Discussion with Suzy Kim:
Making of North Korea Women
as Revolutionary Mothers, March 8

Suzy Kim, assistant professor of history at Emerson College in Boston, Mass., will visit the Marian Miner Cook Athenaeum on Monday, March 8 to discuss "The Woman Question: Making of North Korea Women as Revolutionary Mothers (1945-1950)." The event, open to all, will be held in Parents Dining Room and begins at 6:45 p.m.
Situating the North Korean woman question' within the historical context of debates about women's liberation during the first half of the 20th century, Kim's research explores how North Korea dealt with the issue of women's liberation in the revolutionary "liberated space" of the immediate post-colonial period (1945-1950).
North Korean women obtained strong institutional support for political and economic participation through mass mobilization, empowering them to go beyond traditional boundaries, and yet they were also constrained in their freedom to create their own visions of female revolutionary subjectivity.
Consequently, Kim asserts, the figure of revolutionary mother' became the quintessential icon of female subjectivity in post-liberation North Korea, melding the old and the new.
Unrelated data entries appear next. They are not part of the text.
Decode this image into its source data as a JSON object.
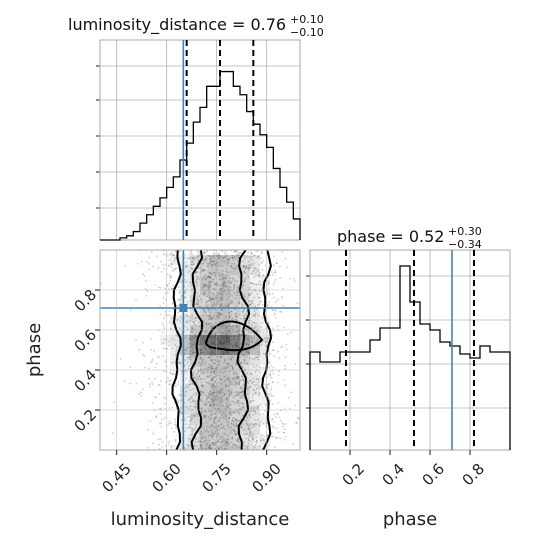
{
  "chart_data": [
    {
      "type": "histogram",
      "panel": "luminosity_distance marginal",
      "title": {
        "main": "luminosity_distance = 0.76",
        "plus": "+0.10",
        "minus": "−0.10"
      },
      "xlim": [
        0.4,
        1.0
      ],
      "grid": true,
      "bins_x": [
        0.4,
        0.42,
        0.44,
        0.46,
        0.48,
        0.5,
        0.52,
        0.54,
        0.56,
        0.58,
        0.6,
        0.62,
        0.64,
        0.66,
        0.68,
        0.7,
        0.72,
        0.74,
        0.76,
        0.78,
        0.8,
        0.82,
        0.84,
        0.86,
        0.88,
        0.9,
        0.92,
        0.94,
        0.96,
        0.98
      ],
      "counts": [
        0,
        0,
        0,
        1,
        2,
        4,
        8,
        12,
        16,
        20,
        25,
        30,
        38,
        46,
        56,
        63,
        73,
        73,
        80,
        80,
        73,
        69,
        61,
        55,
        50,
        44,
        34,
        25,
        18,
        10
      ],
      "quantiles": [
        0.66,
        0.76,
        0.86
      ],
      "truth": 0.65
    },
    {
      "type": "histogram",
      "panel": "phase marginal",
      "title": {
        "main": "phase = 0.52",
        "plus": "+0.30",
        "minus": "−0.34"
      },
      "xlim": [
        0.0,
        1.0
      ],
      "xticks": [
        "0.2",
        "0.4",
        "0.6",
        "0.8"
      ],
      "xlabel": "phase",
      "grid": true,
      "bins_x": [
        0.0,
        0.05,
        0.1,
        0.15,
        0.2,
        0.25,
        0.3,
        0.35,
        0.4,
        0.45,
        0.5,
        0.55,
        0.6,
        0.65,
        0.7,
        0.75,
        0.8,
        0.85,
        0.9,
        0.95
      ],
      "counts": [
        49,
        44,
        44,
        49,
        49,
        49,
        55,
        61,
        61,
        92,
        74,
        63,
        60,
        54,
        52,
        48,
        46,
        52,
        49,
        49
      ],
      "quantiles": [
        0.18,
        0.52,
        0.82
      ],
      "truth": 0.71
    },
    {
      "type": "scatter_density",
      "panel": "luminosity_distance vs phase",
      "xlabel": "luminosity_distance",
      "ylabel": "phase",
      "xlim": [
        0.4,
        1.0
      ],
      "ylim": [
        0.0,
        1.0
      ],
      "xticks": [
        "0.45",
        "0.60",
        "0.75",
        "0.90"
      ],
      "yticks": [
        "0.2",
        "0.4",
        "0.6",
        "0.8"
      ],
      "grid": true,
      "truth": {
        "x": 0.65,
        "y": 0.71
      }
    }
  ]
}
Her research focuses on the role of women in the North Korean Revolution, and how they may have been constrained by colonial legacies by looking at Chos?n Y?s?ng, the only women's journal published in North Korea after liberation.
Prior to joining Emerson, Kim previously taught at Oberlin and Boston colleges, and received her Ph.D. in Korean History at the University of Chicago. Her research interests include gender studies, oral history, and social theory.